A mission statement, in contrast with a vision statement, is a declaration of purpose and value of a group or project. It is not a short and catchy mantra like a vision statement; instead, it is a detailed description of what the group/project attempts to accomplish, explaining how they will accomplish it, and for whom.
The mission of a technology class is self explanatory. An example of a mission of this kind would be:
To prepare the future citizens of a rapidly-changing society by providing opportunities for the application of technology into critical thinking, problem solving, and creativity.

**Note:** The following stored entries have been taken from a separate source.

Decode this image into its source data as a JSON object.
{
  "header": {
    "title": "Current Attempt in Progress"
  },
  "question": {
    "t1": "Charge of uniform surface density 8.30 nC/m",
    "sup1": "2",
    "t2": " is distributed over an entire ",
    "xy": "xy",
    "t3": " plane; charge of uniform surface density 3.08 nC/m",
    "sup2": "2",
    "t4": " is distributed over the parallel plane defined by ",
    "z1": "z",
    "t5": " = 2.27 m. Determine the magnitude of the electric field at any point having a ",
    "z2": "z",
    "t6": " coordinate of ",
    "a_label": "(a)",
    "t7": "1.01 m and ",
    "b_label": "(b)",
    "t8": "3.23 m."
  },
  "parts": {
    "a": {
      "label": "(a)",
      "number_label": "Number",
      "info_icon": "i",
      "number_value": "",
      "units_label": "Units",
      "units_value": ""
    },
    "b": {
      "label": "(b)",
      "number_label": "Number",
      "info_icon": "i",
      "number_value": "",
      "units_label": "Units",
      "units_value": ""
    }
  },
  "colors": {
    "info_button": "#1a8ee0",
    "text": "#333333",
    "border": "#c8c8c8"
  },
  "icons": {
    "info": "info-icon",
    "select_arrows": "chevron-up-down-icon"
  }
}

Remember that the mission statement creates a more powerful effect when it is read without making full stops. Try not to break it down into sentences but, at the same time, beware of long run ons that may dilute the focus of it. In the previous example there are three essential things that often are included in mission statements:
- the population or focus group that will be served
- the strategies that will be used
- the purpose of putting the two together
In other words, the mission is to get students ready for the future because the world and society now have the tools to continue to develop at a much faster rate. Hence, your plan is to focus on the areas of critical thinking, problem solving, and creativity as the thinking processes with which you want to infuse the application of technology.

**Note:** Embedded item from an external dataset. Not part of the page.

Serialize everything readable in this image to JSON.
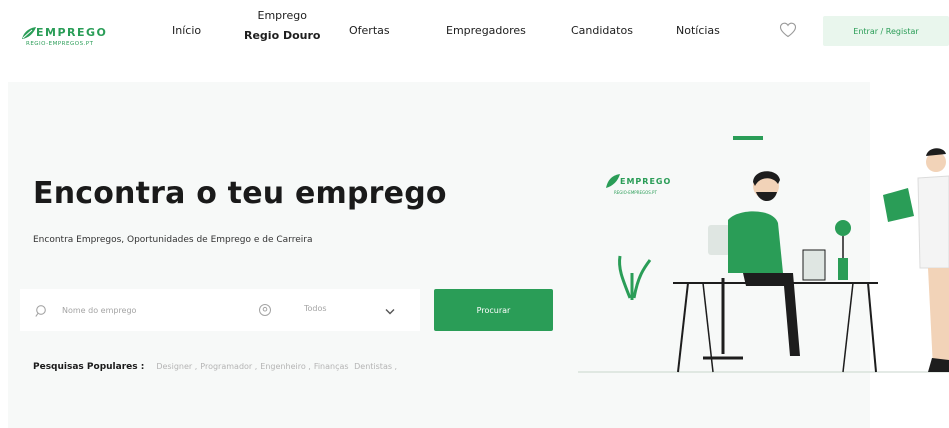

A similar statement with a slightly different focus could be:
To respond to the need for technologically-adroit citizens by educating today the leaders of the future in the areas of problem solving, critical thinking, and overall creativity.
Again, ensure that the inclusion of population, intervention, and rationale are ever-present. Also, although the mission and the vision statements do not need to resemble one another, always make sure that the "mantra" that comes out of the vision statement can be identified in the mission, and vice-versa.